セレノアも盾兼物理アタッカーとして有能ですし、ベネディクトで盾役に防御バフをかけたり、フレデリカで盾役に魔法カウンターを付与したり、ロランは…まあ…。
ストーリーの分岐やセレノアの信念パロメータで後から仲間になるキャラもいますがそちらは癖が強い性能が多めな印象です。ユリオのTP付与や高物理火力、ピコレッタのデコイ出現辺りは便利でしたが。

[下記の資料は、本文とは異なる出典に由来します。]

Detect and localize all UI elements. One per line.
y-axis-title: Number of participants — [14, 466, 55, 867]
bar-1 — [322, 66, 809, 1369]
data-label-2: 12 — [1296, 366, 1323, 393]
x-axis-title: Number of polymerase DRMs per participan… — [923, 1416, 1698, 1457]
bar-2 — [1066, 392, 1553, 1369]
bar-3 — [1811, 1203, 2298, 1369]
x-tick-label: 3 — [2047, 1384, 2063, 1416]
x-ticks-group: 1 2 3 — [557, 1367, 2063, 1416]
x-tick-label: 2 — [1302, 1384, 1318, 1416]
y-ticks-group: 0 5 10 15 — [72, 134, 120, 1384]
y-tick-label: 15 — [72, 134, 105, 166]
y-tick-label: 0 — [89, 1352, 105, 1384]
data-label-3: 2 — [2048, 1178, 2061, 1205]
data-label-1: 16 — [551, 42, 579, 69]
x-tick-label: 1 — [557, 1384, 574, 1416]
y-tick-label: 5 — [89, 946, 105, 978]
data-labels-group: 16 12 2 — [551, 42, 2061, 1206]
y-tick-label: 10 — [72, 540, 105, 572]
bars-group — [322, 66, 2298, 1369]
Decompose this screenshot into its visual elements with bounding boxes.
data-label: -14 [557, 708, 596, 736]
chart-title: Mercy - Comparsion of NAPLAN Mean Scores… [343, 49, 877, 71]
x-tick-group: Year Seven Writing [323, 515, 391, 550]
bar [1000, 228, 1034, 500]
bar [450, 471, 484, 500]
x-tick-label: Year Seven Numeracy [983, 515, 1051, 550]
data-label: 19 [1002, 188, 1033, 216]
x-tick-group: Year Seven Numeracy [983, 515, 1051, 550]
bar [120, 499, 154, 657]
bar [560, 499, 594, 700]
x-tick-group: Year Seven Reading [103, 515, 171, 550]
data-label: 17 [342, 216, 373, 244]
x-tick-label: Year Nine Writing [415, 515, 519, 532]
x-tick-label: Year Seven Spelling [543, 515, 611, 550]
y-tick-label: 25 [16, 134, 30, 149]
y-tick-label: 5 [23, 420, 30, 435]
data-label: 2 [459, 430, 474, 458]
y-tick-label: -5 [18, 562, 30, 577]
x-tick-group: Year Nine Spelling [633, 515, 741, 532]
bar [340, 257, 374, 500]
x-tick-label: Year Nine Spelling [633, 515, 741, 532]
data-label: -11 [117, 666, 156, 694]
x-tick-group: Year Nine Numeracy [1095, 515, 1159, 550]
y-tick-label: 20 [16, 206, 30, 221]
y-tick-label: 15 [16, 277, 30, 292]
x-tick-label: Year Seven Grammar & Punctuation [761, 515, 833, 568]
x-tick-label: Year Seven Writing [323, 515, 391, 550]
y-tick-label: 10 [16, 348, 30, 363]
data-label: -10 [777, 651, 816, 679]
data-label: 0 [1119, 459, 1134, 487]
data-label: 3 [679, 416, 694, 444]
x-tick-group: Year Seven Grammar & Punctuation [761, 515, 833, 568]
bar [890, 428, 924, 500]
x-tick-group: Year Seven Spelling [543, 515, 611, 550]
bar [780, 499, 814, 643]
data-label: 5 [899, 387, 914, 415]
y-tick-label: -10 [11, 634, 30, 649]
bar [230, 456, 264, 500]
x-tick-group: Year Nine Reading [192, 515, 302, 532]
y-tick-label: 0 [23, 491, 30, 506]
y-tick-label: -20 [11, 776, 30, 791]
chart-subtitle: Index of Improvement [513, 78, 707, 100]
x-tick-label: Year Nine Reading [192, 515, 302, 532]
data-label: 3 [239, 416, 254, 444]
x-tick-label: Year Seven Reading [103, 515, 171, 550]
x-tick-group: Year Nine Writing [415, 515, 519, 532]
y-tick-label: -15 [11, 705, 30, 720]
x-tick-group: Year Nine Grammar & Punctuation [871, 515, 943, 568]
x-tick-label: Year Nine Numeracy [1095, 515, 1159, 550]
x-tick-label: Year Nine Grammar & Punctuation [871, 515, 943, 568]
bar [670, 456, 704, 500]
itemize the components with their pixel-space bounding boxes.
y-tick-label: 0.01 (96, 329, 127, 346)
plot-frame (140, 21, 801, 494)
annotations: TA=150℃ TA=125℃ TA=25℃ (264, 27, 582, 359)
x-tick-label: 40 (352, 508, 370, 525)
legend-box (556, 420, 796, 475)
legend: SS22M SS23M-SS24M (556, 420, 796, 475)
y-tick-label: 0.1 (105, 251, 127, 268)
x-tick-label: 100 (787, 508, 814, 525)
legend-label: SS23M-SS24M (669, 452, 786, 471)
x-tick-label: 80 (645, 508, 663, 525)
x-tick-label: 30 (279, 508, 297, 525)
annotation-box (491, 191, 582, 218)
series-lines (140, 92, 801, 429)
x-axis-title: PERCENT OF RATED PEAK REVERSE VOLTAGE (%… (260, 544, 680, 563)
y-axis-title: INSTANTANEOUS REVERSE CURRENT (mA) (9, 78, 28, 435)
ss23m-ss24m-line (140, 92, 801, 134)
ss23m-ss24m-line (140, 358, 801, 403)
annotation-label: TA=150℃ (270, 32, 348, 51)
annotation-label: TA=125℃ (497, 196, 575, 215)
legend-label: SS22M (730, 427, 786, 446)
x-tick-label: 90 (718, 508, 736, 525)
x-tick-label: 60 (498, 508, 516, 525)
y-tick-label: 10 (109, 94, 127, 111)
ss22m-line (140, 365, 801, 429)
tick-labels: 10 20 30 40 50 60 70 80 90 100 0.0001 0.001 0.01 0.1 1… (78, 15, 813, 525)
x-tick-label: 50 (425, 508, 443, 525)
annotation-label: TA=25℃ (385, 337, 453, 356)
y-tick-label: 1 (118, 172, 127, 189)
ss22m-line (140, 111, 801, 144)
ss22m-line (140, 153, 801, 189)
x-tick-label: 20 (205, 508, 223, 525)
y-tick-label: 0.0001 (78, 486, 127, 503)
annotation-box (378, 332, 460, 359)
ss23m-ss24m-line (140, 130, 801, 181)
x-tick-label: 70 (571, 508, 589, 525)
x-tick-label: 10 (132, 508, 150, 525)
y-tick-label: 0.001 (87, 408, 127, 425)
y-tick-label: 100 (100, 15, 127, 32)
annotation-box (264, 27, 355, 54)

育成する楽しみよりもどのキャラを使えば有利に立ち回れるかを考えて攻略するのが面白い感じ。好きなキャラを最強にしよう!とかはできないので、育成好きには物足りないとも感じますが…。
RPGパートや詰所で拾えたり買えたりする装備アイテムも集めておくと戦略の幅が増えます。装備の中には速度を上げて行動順を一番最初に持ってこれるものとかもあって強力、各キャラ2個まで身につけられます。
他にも特定のキャラを何回も出撃させていると個別ストーリーらしきものも見ることができます。一部支援会話ってぽいものもあるのですが内部的には仲間同士の友好度とかもあるのかな。



総評:キャラの個性を活かした戦術を考えるのが楽しく・ストーリーも読み応えありの良作SRPG

攻略しがいのあるマップやユニット間の役割分担のバランスがよく取れていてSRPGとして素晴らしい出来の作品です。
ノーマル以上での難易度やストーリーこそ硬派ですが、育成のしやすさや難易度調節の自由さもあってとっつきやすい部分もちゃんと用意されているのもいい感じ。
SRPG部分も良出来ですが、ストーリー部分もかなり濃厚でえげつないものなので戦記物が好きな人にオススメです。